Ungkapan yang sangat umum menggambarkan pandangan hidup orang Jawa adalah " SANGKAN PARANING DUMADI " (dari mana dan mau ke mana kita). Bagi orang Jawa hidup di dunia ini harus memahami dari mana ' asal , akan ke mana 'tujuan' dan 'akhir' perjalanan hidupnya dengan benar kassampuraning dumadi (kesempurnaan tujuan hakikat) dianggap " WIKAN SANGKAN ING PARAN ". Masyarakat Jawa mengartikan kata 'Jawa' bermakna 'mengerti' atau paham. Oleh karena itu, di dalam keseharian sering terdengar masyarakat Jawa melontarkan ungkapan seperti: 'durung jawa' (belum paham), 'wis jawa' (sudah paham), atau 'wis ora jawa' (berubah sombong atau atau buruk karena menjadi kaya -OKB- menjadi punya jabatan, menjadi punya pangkat, dll).

19 Desember 2007

Datang dan Temuilah " DIA " Seorang Diri

Hai jiwa yang tenang. Kembalilah kepada Tuhanmu dengan hati yang puas lagi diridai-Nya. Maka masuklah ke dalam jemaah hamba-hamba-Ku, dan masuklah ke dalam surga-Ku ”. ( QS. Al Fajr 27- 30 )
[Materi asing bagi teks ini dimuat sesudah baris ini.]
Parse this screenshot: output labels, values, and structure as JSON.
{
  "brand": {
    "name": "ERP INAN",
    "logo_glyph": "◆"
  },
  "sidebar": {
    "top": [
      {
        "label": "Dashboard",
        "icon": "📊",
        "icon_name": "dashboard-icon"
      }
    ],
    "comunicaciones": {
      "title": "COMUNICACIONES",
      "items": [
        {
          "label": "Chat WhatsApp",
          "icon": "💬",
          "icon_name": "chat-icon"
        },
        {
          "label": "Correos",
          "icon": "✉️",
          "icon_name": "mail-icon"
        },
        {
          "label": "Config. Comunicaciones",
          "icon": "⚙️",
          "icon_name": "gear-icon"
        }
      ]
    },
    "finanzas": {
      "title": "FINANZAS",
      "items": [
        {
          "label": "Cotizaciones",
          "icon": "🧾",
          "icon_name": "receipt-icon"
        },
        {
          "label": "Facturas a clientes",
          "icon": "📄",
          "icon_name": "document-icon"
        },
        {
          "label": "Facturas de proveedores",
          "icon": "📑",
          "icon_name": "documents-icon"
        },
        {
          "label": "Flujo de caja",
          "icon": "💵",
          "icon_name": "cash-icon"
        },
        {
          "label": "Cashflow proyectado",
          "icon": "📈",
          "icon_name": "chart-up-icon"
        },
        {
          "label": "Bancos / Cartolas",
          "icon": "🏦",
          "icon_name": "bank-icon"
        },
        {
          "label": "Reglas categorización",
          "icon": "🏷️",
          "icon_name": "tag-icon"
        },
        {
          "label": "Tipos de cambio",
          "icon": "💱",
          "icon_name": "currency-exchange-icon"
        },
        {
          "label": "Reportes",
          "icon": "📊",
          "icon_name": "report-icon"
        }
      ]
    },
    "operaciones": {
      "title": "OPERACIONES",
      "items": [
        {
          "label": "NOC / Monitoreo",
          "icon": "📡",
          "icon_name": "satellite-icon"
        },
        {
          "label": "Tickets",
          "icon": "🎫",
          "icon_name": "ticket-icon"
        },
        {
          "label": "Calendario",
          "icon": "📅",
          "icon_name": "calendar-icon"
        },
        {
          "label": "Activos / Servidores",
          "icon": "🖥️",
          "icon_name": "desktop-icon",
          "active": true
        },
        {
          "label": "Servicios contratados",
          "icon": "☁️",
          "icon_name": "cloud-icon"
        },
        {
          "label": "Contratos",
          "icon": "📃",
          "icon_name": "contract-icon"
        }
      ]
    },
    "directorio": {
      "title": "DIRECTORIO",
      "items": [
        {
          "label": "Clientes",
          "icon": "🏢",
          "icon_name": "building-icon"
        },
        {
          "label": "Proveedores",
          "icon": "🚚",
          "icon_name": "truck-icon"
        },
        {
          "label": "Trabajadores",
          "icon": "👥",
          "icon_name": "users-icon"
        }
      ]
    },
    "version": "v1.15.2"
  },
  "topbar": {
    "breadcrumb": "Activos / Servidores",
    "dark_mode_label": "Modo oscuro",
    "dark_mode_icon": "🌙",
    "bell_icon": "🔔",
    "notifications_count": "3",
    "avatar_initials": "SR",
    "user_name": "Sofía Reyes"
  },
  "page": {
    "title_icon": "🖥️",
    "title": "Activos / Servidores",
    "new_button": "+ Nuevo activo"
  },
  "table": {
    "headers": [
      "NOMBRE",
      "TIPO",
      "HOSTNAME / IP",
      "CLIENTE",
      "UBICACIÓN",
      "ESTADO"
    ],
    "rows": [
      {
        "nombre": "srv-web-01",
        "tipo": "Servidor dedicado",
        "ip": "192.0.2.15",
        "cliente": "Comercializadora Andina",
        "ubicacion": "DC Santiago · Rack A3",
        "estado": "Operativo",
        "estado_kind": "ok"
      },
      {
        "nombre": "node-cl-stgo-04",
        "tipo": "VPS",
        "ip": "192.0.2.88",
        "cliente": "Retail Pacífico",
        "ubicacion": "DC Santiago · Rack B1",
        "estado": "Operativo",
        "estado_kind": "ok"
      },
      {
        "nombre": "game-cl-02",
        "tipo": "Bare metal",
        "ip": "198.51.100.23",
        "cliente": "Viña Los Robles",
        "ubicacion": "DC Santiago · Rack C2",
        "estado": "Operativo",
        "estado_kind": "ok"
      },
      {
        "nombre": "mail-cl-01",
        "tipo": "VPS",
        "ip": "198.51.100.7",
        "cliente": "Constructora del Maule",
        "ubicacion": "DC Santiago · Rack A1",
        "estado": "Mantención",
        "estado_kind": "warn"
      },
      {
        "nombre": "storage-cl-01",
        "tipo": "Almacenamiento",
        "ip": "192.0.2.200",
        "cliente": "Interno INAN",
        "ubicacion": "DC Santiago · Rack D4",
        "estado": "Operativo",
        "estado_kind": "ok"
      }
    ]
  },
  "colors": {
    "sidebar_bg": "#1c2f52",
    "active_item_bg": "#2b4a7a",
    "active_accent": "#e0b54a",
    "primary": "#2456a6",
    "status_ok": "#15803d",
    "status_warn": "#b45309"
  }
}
Terlepas boleh atau tidak, suka atau tidak saya hanya mencoba memaknai ayat tersebut dalam kaca mata dan persepsi DIRI saya pribadi. Dan, saya bukanlah seorang ahli Tafsir yang perlu anda ikuti tentang pemahaman berkenaan dengan ayat di atas. Saya mencoba mengkaitkan ayat di atas dengan ayat yang lain yang terjemahannya kurang lebih " Matilah kamu dalam keadaan Islam ". Adakah korelasinya antara " Jiwa yang tenang dengan Islam...???". Secara pribadi saya yang sangat awam dalam beragama ini mencoba menelisik kaitan dua ayat tersebut sangatlah erat dan saling mengkait. Hal ini didasarkan pada pemahaman akan makna ISLAM yang saya pahami BUKANLAH sebuah Nama Agama, tetapi sebuah Kepribadian dan Budi Pekerti luhur yang dilandasi oleh Sikap yang " Pasrah, Ikhlas, dan Ridhlo " hanya semata-mata Lillahi Ta'ala ( Inna sholati, wa nusuki, wa mahyaaya, wama mati hanya untuk Tuhan ). Jika seseorang dalam beraksi, berbuat dan bertindak dalam kehidupan ini atas dasar ISLAM ( pasrah, ikhlas dan ridhlo ) secara otomatis orang tersebut sesungguhnya telah berada dalam kondisi pencapaian derajad BATINIAH / NURANIAH yang tertinggi. Dan, saat itulah orang tersebut yang tanpa disadarinya tengah berada pada puncak " KETENANGAN JIWA " dalam Dirinya.
Apakah Ketenangan Jiwa seseorang hanya dimiliki oleh orang-orang yang memeluk Agama dengan nama tertentu...??. He..he..rasanya kok ya tidak sih...Kenapa..?? Agama apapun Label Formalitasnya ( namanya ), pada dasarnya adalah merupakan S.O.P ( Standart Operasional Prosedur ) bagi seseorang untuk mengaplikasikan aksi, tindakan dan perbuatan dalam kehidupan ini yang golnya adalah untuk KEBAIKAN dan KEBAJIKAN buat sesama makhluk dan Alam Semesta ini. Maka hal ini sangatlah KLOP dengan fungsi dan tujuan Tuhan menjadikan manusia sebagai " KHALIFAH " di Jagad Raya yang telah digelar Tuhan sebagai wahana hidup bagi manusia berdasarkan " KODRAD dan IRODAD " Tuhan.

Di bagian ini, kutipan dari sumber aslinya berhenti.